Tim Walz, Gouverneur von Minnesota und Vorsitzender der Demokratischen Gouverneursvereinigung, räumte ein, dass Bidens Auftritt in der Debatte schwach gewesen sei, bekräftigte aber seine Überzeugung, dass Biden für das Amt geeignet sei.

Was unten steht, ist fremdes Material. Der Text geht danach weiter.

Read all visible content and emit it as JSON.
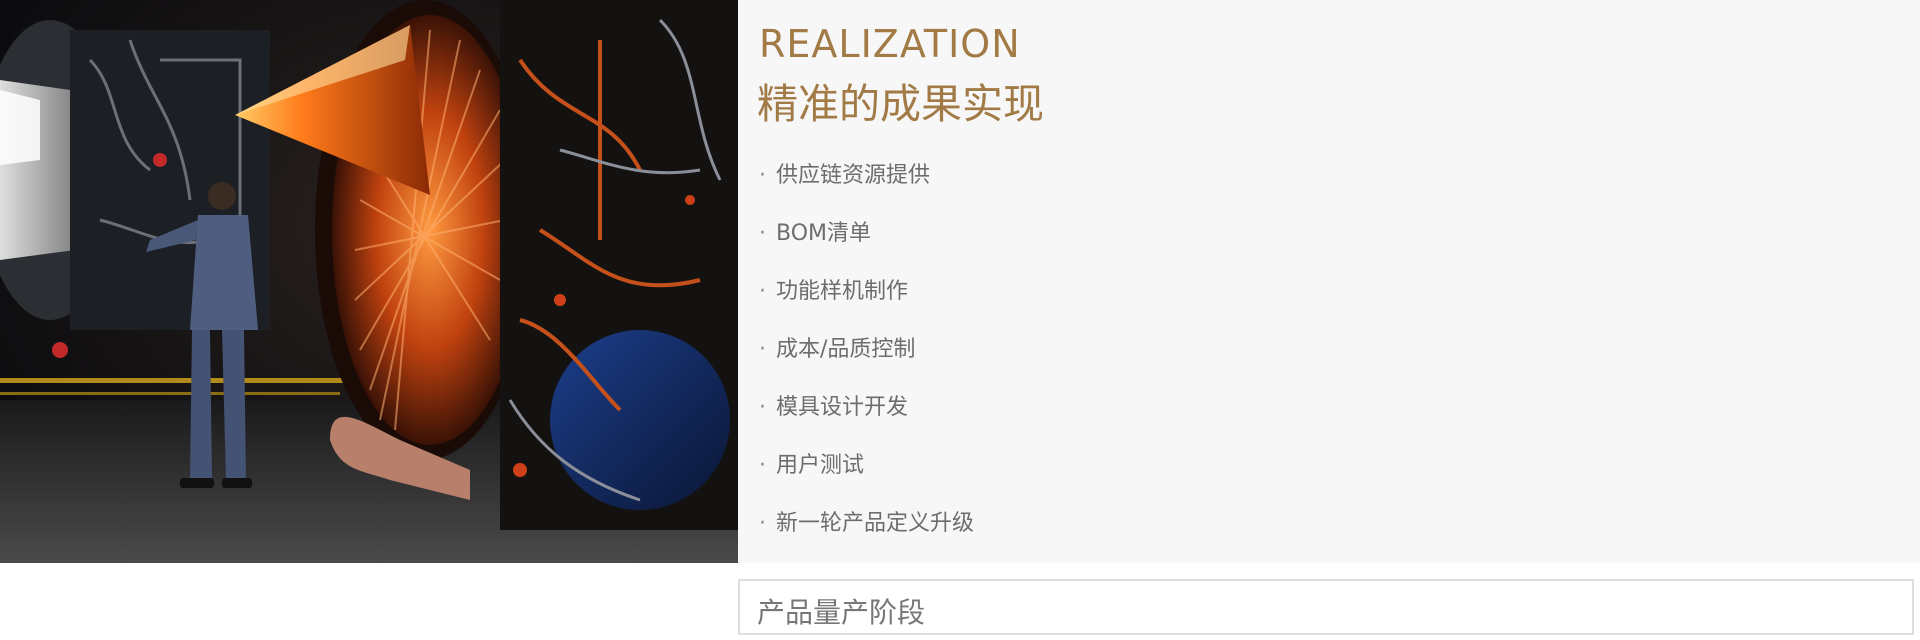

Er warnte vor den Gefahren einer weiteren Trump-Präsidentschaft, die er als "Chaos und Zerstörung" bezeichnete.

Joe Biden
Mit seinem Auftritt bei der ersten Livedebatte gegen seinen Konkurrenten Donald Trump hatte US-Präsident Joe Biden seit letzter Woche verstärkt für Diskussionen um seine geistige und körperliche Fitness gesorgt.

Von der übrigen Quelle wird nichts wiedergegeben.